Then the faun moved his lips in sound—a sound like the cooing of a dove in the coming of summer, and an answering coo rippled out from the myrtle trees. And softly as a flake of snow, a white-bosomed thing with bright, gentle eyes alighted beside the faun, and cooed and cooed again, and drew yet a little farther off and cooed once more.

Then the serpent looked upon the dove—which is sacred to Aphrodite—and glided from its smooth resting-place, as water glides between the fingers of a hunter who drinks from the hollow of his hand in hours of torrid heat and weariness. And the dove, still retreating, drew after her the guardian snake with topaz eyes.

Then with all her body kissed by the summer breeze, the nymph awoke, and her opening eyes looked into the eager eyes of the faun; and she started not, neither did she seem afraid. And stretching herself upon the soft moss after the refreshment of slumber, she flung her rounded arms back, and linked them about the neck of the faun; and they kissed each other, and the doves cooed in the myrtles.

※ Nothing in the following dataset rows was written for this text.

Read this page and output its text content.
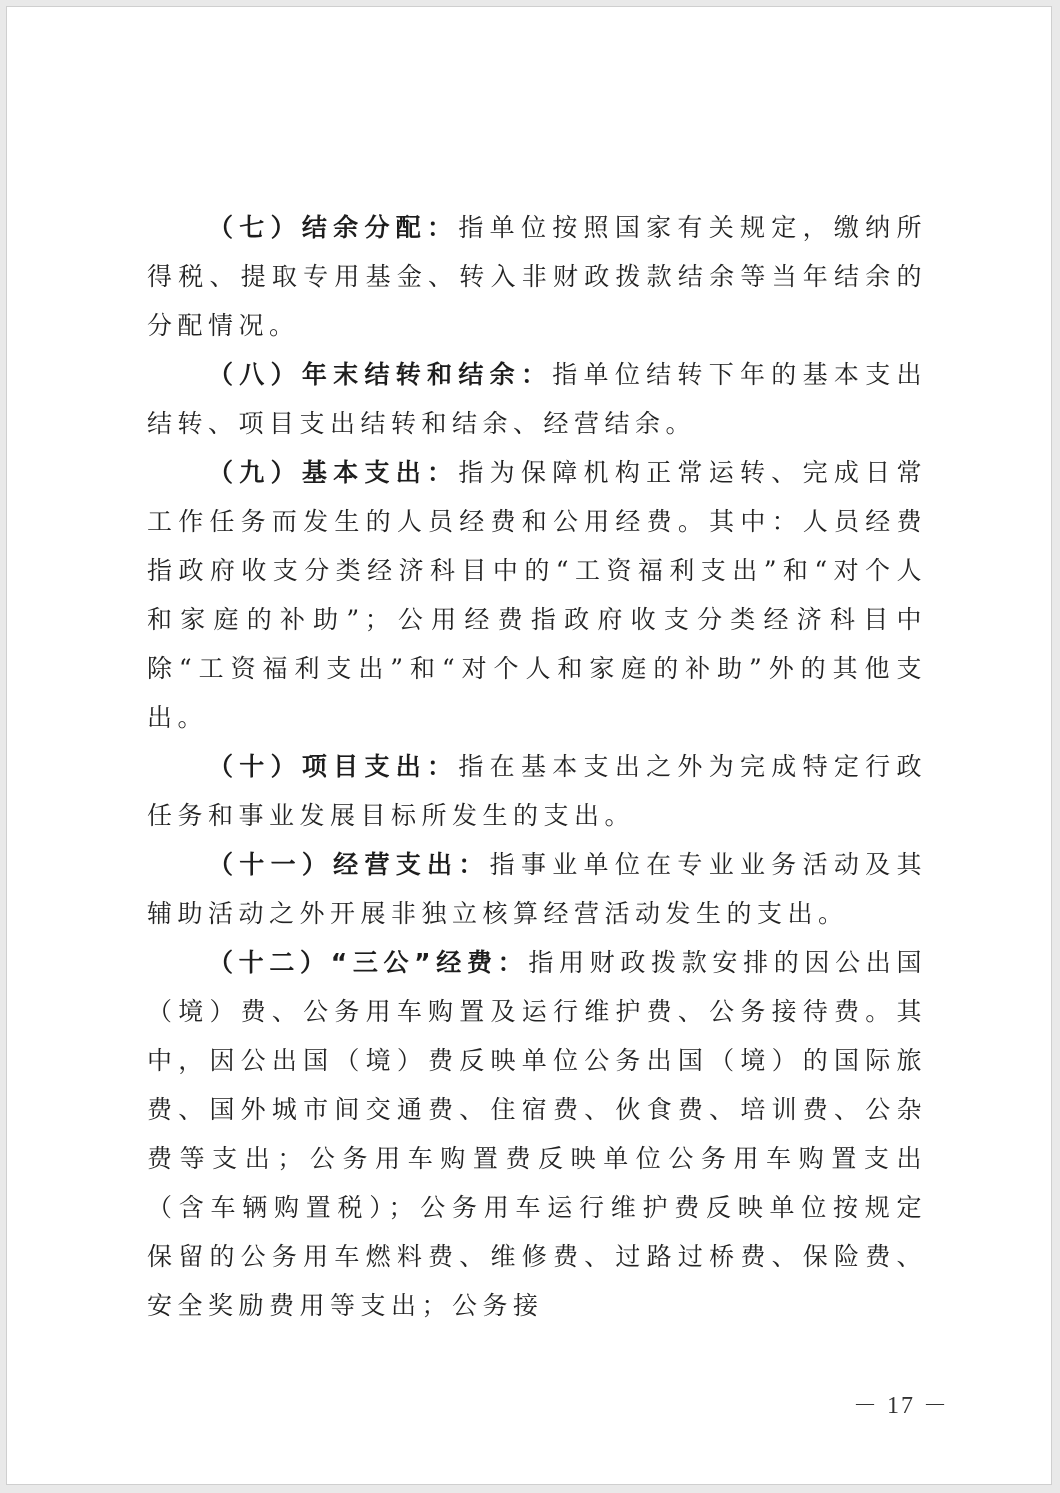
（七）结余分配：指单位按照国家有关规定，缴纳所得税、提取专用基金、转入非财政拨款结余等当年结余的分配情况。

（八）年末结转和结余：指单位结转下年的基本支出结转、项目支出结转和结余、经营结余。

（九）基本支出：指为保障机构正常运转、完成日常工作任务而发生的人员经费和公用经费。其中：人员经费指政府收支分类经济科目中的“工资福利支出”和“对个人和家庭的补助”；公用经费指政府收支分类经济科目中除“工资福利支出”和“对个人和家庭的补助”外的其他支出。

（十）项目支出：指在基本支出之外为完成特定行政任务和事业发展目标所发生的支出。

（十一）经营支出：指事业单位在专业业务活动及其辅助活动之外开展非独立核算经营活动发生的支出。

（十二）“三公”经费：指用财政拨款安排的因公出国（境）费、公务用车购置及运行维护费、公务接待费。其中，因公出国（境）费反映单位公务出国（境）的国际旅费、国外城市间交通费、住宿费、伙食费、培训费、公杂费等支出；公务用车购置费反映单位公务用车购置支出（含车辆购置税）；公务用车运行维护费反映单位按规定保留的公务用车燃料费、维修费、过路过桥费、保险费、安全奖励费用等支出；公务接

－ 17 －
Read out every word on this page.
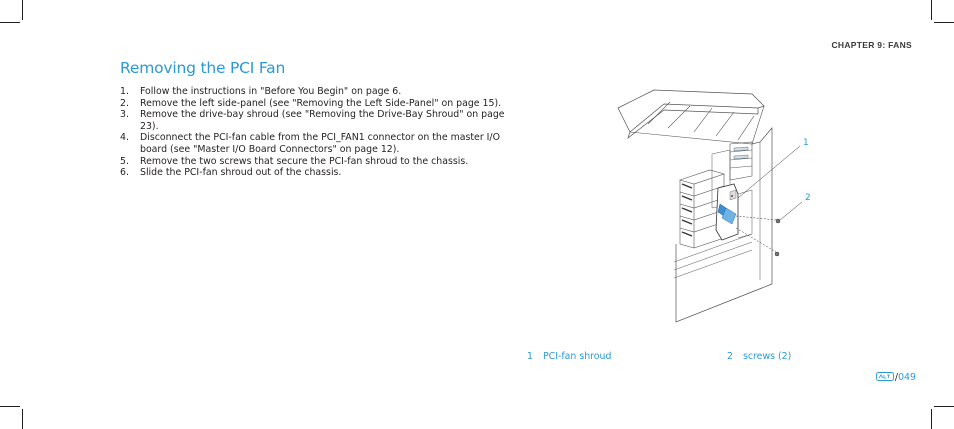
CHAPTER 9: FANS
Removing the PCI Fan
1. Follow the instructions in "Before You Begin" on page 6.
2. Remove the left side-panel (see "Removing the Left Side-Panel" on page 15).
3. Remove the drive-bay shroud (see "Removing the Drive-Bay Shroud" on page 23).
4. Disconnect the PCI-fan cable from the PCI_FAN1 connector on the master I/O board (see "Master I/O Board Connectors" on page 12).
5. Remove the two screws that secure the PCI-fan shroud to the chassis.
6. Slide the PCI-fan shroud out of the chassis.
1
2
1 PCI-fan shroud	2 screws (2)
/049
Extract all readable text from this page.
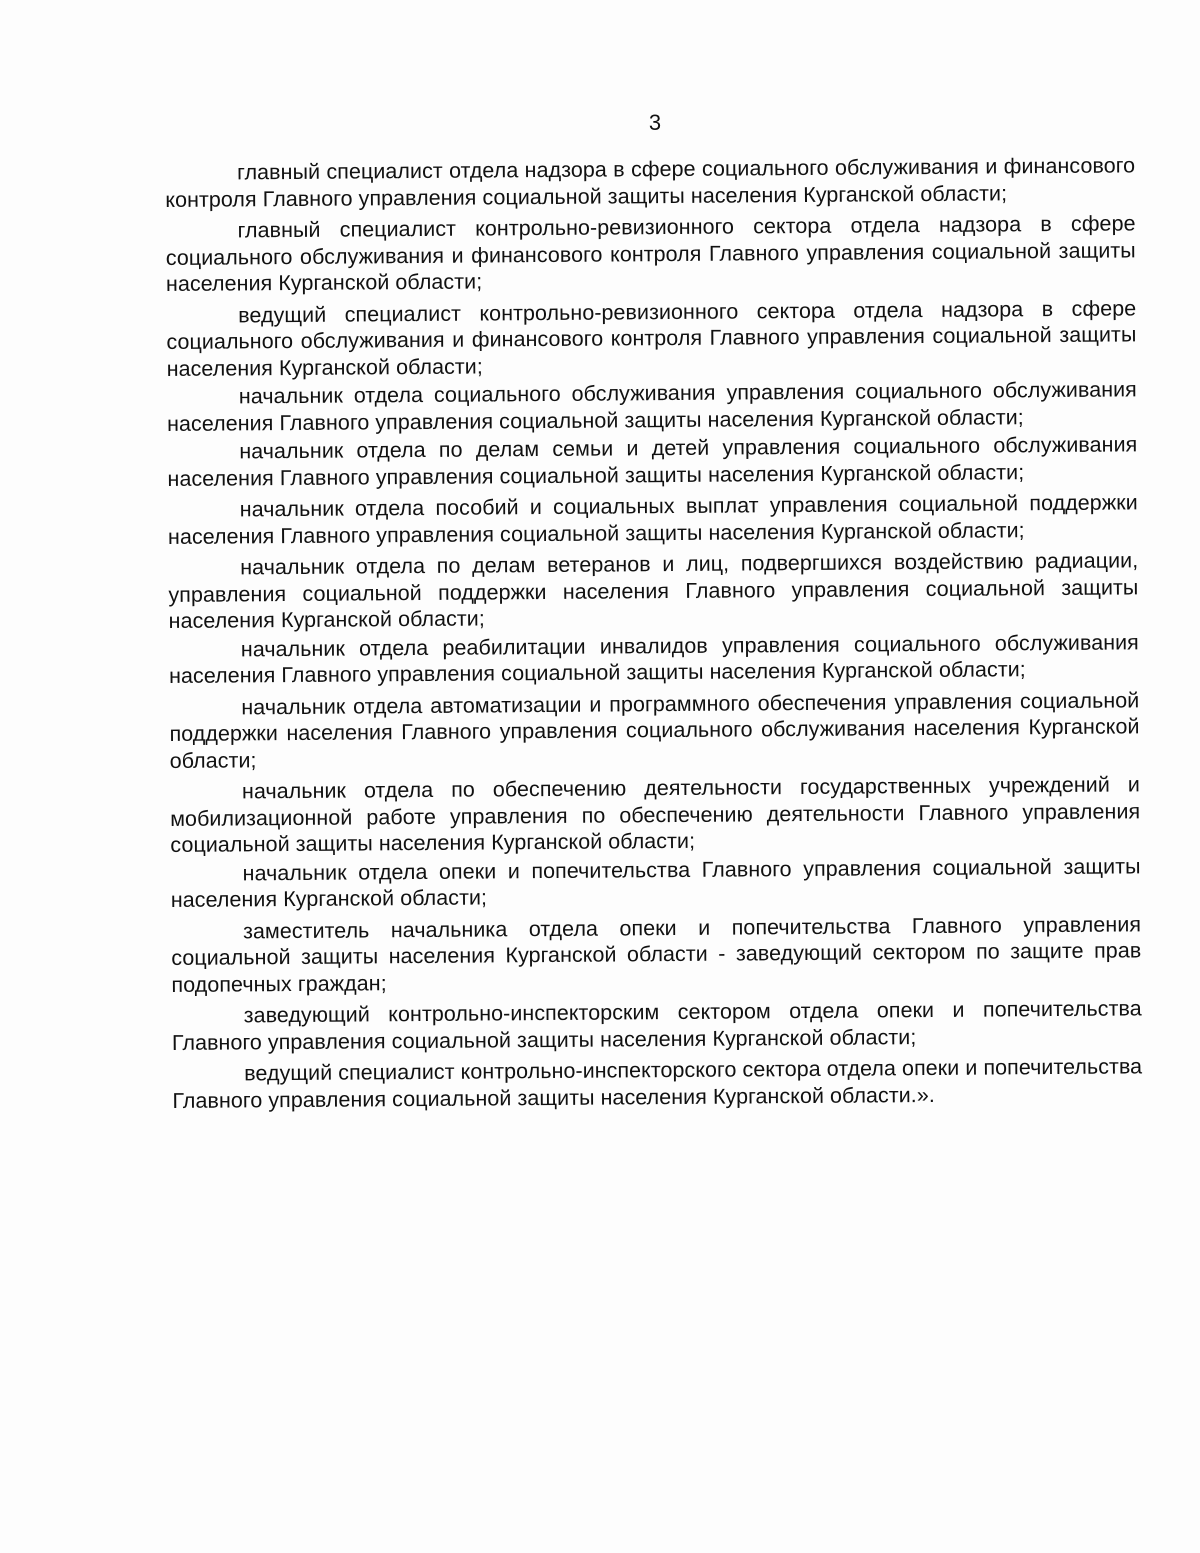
3

главный специалист отдела надзора в сфере социального обслуживания и финансового контроля Главного управления социальной защиты населения Курганской области;

главный специалист контрольно-ревизионного сектора отдела надзора в сфере социального обслуживания и финансового контроля Главного управления социальной защиты населения Курганской области;

ведущий специалист контрольно-ревизионного сектора отдела надзора в сфере социального обслуживания и финансового контроля Главного управления социальной защиты населения Курганской области;

начальник отдела социального обслуживания управления социального обслуживания населения Главного управления социальной защиты населения Курганской области;

начальник отдела по делам семьи и детей управления социального обслуживания населения Главного управления социальной защиты населения Курганской области;

начальник отдела пособий и социальных выплат управления социальной поддержки населения Главного управления социальной защиты населения Курганской области;

начальник отдела по делам ветеранов и лиц, подвергшихся воздействию радиации, управления социальной поддержки населения Главного управления социальной защиты населения Курганской области;

начальник отдела реабилитации инвалидов управления социального обслуживания населения Главного управления социальной защиты населения Курганской области;

начальник отдела автоматизации и программного обеспечения управления социальной поддержки населения Главного управления социального обслуживания населения Курганской области;

начальник отдела по обеспечению деятельности государственных учреждений и мобилизационной работе управления по обеспечению деятельности Главного управления социальной защиты населения Курганской области;

начальник отдела опеки и попечительства Главного управления социальной защиты населения Курганской области;

заместитель начальника отдела опеки и попечительства Главного управления социальной защиты населения Курганской области - заведующий сектором по защите прав подопечных граждан;

заведующий контрольно-инспекторским сектором отдела опеки и попечительства Главного управления социальной защиты населения Курганской области;

ведущий специалист контрольно-инспекторского сектора отдела опеки и попечительства Главного управления социальной защиты населения Курганской области.».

And from afar off came yet a sweeter sound than the caressing voices of the doves—a long ripple of gentle melody, rising and falling like the sighing of an amorous zephyr, melancholy yet pleasing like the melancholy of love—Pan playing upon his pipe!—

There was a sudden knocking at the door:

"Pardon, mon jeune ami; j'oubliais ma tabatière! Ah! la voici! Je vous remercie!"

Alas! the vision never returned! The idyl remains a fragment! I cannot tell you what became of the dove and the serpent with topaz eyes.